Bunsen Goetz Galerie, Nürnberg

Bunsen Goetz Galerie, Nürnberg

Always happy, active and good-looking, as if coming from a cosmetics catalogue – this is how movies and television, yellow pages and advertisements, picture us humans. With his hyper-realistic plastic artworks, the Macedonian sculptor Žarko Bašeski allows us to see that this ideal presentation of our free consumer society is no less manipulative than the ever ambitious, proud and physically fit worker of the socialist realism. The Bunsen Goetz Gallery together with the Department for International Cooperation of the City of Nurnberg managed to bring Žarko Bašeski’s artworks that had been exhibited at the 54th Biennale in Venice to the Franks’ metropolis.

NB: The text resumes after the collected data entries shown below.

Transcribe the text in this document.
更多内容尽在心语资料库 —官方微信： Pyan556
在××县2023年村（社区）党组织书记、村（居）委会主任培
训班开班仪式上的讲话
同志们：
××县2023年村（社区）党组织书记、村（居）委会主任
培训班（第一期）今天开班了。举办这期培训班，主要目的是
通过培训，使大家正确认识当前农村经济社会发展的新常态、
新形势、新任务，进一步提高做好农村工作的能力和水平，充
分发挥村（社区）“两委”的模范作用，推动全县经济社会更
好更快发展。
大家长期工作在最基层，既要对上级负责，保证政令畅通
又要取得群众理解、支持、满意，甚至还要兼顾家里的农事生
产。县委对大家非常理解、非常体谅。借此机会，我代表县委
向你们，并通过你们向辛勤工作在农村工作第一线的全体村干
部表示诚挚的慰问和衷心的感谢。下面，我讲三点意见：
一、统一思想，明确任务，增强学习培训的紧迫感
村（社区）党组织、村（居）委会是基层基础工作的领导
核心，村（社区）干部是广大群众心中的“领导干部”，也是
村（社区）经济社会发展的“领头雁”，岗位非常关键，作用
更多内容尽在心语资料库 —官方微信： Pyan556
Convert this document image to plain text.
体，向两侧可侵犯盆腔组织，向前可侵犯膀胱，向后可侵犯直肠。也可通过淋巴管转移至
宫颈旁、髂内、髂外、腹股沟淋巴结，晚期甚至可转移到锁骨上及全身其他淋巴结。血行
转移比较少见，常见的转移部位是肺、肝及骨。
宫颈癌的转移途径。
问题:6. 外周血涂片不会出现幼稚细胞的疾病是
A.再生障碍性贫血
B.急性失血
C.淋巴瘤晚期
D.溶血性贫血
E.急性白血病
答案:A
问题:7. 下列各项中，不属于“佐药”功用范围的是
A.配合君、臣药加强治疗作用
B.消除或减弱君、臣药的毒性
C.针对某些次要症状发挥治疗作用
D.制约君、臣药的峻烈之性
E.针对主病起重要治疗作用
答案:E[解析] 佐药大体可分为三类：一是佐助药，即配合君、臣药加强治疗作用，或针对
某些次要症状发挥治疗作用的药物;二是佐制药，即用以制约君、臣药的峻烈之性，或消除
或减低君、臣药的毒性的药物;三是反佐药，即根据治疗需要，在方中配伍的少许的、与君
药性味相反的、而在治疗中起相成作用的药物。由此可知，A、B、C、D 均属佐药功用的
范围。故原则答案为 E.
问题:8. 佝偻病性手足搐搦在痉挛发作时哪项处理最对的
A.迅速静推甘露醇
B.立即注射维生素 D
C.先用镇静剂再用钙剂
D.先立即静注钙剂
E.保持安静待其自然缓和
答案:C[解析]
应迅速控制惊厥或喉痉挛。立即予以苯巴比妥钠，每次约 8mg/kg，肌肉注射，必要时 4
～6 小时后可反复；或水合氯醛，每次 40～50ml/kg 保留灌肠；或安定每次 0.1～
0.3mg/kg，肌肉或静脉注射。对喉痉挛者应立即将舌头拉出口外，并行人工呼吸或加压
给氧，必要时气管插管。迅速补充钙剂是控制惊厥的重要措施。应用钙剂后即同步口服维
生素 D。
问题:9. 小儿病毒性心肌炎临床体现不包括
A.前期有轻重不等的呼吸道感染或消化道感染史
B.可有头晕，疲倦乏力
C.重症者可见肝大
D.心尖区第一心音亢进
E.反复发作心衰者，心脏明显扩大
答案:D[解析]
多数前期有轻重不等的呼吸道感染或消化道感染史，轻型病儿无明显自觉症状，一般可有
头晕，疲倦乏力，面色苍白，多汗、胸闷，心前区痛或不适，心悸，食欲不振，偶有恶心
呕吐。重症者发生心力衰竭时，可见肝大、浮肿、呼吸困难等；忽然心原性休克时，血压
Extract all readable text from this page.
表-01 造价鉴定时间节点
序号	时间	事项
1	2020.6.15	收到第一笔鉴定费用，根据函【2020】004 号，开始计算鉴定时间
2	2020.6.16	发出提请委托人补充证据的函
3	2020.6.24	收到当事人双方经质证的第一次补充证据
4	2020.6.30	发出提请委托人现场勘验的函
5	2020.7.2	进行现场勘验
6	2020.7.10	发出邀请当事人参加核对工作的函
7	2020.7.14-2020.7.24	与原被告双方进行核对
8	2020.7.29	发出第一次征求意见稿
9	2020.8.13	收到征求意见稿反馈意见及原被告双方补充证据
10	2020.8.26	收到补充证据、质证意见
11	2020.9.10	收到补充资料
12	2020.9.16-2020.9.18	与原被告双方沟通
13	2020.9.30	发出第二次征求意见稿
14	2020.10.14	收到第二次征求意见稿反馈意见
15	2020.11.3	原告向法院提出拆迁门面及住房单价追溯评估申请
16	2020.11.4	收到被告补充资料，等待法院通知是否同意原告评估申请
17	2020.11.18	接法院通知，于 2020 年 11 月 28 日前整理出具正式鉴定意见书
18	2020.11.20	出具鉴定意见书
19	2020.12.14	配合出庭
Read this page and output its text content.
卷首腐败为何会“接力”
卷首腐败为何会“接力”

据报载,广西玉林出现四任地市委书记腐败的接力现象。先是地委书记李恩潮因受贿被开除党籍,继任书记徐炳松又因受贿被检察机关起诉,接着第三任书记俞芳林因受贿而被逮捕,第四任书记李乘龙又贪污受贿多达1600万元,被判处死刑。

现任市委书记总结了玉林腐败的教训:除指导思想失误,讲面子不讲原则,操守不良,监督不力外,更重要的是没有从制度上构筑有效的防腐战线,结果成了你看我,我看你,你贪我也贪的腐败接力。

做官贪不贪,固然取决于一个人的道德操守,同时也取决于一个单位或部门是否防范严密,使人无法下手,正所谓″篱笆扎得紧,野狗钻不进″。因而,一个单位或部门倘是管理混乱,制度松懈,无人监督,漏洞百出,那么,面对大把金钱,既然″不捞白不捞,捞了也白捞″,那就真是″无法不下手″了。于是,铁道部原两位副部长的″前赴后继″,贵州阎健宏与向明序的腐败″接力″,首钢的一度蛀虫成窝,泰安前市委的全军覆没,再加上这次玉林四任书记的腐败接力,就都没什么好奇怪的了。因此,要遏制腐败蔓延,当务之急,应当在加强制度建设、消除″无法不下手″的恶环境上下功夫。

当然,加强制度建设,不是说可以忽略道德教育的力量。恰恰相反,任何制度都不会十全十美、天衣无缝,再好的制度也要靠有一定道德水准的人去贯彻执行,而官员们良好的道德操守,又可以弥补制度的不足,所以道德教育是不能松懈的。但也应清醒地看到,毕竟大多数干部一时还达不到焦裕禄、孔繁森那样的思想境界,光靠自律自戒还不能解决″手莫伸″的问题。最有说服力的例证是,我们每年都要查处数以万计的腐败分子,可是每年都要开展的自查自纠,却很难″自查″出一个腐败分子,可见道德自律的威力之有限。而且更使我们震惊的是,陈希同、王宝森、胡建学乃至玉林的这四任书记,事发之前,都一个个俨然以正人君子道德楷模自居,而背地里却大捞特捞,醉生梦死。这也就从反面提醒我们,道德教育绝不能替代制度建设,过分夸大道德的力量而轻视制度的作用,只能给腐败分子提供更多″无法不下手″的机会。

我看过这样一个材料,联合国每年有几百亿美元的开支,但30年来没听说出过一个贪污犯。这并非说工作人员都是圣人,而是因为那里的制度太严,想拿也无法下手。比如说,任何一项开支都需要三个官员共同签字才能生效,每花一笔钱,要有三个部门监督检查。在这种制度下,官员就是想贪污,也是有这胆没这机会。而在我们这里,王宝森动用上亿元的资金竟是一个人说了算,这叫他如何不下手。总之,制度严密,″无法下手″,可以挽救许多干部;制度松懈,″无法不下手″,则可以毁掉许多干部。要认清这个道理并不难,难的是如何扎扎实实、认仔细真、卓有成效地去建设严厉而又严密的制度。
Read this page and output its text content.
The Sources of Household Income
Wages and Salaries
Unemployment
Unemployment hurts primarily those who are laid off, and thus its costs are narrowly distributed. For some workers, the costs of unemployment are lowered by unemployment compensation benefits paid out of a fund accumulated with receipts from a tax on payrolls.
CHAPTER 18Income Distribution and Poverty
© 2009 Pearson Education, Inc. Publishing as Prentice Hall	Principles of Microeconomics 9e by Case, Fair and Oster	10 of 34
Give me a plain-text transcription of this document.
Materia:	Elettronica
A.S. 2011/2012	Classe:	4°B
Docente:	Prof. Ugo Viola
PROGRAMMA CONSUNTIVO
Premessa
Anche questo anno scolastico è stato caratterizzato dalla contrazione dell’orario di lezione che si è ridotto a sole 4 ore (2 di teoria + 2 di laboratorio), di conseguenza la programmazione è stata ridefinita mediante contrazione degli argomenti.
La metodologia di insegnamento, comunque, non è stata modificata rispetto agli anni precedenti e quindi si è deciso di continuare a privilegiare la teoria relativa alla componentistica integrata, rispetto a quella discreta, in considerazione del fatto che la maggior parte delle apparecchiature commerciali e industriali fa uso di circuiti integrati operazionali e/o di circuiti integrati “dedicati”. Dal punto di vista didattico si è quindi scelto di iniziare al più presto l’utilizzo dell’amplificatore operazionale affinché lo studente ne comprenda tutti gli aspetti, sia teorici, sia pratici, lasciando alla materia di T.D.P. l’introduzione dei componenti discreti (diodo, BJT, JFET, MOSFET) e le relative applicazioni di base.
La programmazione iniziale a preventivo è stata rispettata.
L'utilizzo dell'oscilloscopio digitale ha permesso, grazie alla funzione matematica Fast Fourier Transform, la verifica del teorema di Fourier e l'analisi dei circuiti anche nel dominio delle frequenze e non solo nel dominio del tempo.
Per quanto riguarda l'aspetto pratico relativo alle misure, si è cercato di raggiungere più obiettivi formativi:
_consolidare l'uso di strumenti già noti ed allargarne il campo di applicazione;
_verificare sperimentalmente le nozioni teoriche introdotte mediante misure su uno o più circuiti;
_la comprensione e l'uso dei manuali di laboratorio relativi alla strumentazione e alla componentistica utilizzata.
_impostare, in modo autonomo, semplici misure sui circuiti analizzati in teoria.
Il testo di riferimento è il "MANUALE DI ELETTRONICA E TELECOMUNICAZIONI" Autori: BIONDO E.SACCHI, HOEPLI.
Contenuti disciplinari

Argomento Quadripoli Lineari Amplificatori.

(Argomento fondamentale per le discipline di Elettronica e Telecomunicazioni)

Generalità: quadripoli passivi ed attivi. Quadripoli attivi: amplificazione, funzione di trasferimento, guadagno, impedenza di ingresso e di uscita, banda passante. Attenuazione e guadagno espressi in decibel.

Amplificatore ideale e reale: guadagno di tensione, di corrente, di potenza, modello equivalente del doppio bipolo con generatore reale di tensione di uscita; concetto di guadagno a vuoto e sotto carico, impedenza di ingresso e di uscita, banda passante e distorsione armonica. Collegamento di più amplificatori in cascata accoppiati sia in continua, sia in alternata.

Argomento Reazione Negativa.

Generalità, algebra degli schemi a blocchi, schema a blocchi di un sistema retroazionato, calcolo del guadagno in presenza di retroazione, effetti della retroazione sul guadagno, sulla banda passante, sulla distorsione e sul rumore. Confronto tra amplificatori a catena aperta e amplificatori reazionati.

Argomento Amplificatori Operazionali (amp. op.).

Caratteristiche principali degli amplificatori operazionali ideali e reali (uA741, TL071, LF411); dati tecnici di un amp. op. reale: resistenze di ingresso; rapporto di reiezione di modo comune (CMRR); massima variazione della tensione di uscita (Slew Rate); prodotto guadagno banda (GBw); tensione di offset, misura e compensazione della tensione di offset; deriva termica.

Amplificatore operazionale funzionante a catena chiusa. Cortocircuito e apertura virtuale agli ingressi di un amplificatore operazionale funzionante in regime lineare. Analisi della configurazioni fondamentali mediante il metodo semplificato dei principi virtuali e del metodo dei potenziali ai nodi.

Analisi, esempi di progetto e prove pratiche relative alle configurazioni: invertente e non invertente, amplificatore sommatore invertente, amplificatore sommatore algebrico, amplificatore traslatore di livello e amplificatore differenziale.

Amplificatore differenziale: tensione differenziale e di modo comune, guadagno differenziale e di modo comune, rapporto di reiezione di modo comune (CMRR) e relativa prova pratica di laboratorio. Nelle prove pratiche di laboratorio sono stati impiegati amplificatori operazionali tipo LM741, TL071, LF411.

Žarko Bašeski’s series of hyper realistic figures of people he calls “Leap” attracted great attention in Venice in 2011 and brought him international breakthrough. These sculptures can not be subsumed within the current terminology; they require different interpretation and additional reading of realism. In Žarko Bašeski’s sculptures most of the elements are new to the Macedonian statuary – the hyper realistic treatment, technique, use of new materials, the dimensions and the concept of these works of art, combined together, offer variety of readings.

For Žarko Bašeski, professor at the Faculty of Fine Arts, Department of Sculpture, in Skopje, the title of his works is the essence of man, his existence, mistakes and ambitions. Bašeski’s plastics present the strife of man for something more than he is able to sustain intellectually and psychically, the strife to go further – making longer leaps than he is capable of doing. Their concept of bravely unrefined esthetics can be understood as transcending personal boundaries. These are stories about men in which human body is not idealized and they reflect intensive accumulation of life and power of creation. Bašeski’s latest sculptures present the man confronted with his own emotional states and moments of personal battles in life, creation, expectations and uncertainty. They are his undeniably alternate plan to the Hollywood based heroes and you-can-do-everything cliché of the consumer society.

Hence Žarko Bašeski’s need to present the man the way he is, the way he can not see himself, exposed to the daylight, unplugged from the system, logged out from the network, as a prototype of the real look in the designing department of a huge plant, discarded and thrown away in the dirty water – in the mud of the true reality. It is their hyper reality, the cold solemnity of the exhibition, the over-emphasized details and their accuracy that makes these sculptures terribly serious. Exaggeration means creation and destruction: creation breaks the rules, destroys boundaries and ruins the individual.

Sculptures present the man caught at a moment of an impossible act: trying to leap over himself while facing himself. If these sculptures express the whole reality and the truth about this reality, then we, the observers, have to ask ourselves: Whatever happened to the people?

The sculptor manages to create the provocative contents of his program by contrasting his figures and the history they narrate. He is a philosopher: his work is preceded by an extremely deep analysis of the European developments. He is friendly to the people and extremely skillful in his craft.

“The Leap” exhibition at the Bunsen Goetz Gallery is premiere from two aspects: it marks the beginning of a collaboration with the Department for International Cooperation of the City of Nurnberg and it is the first exhibition in the new facilities where, in future, the Gallery will be presenting a series of the latest achievements in modern art.

Therefore, I wish you double pleasure here, in your Bunsen Goetz Gallery.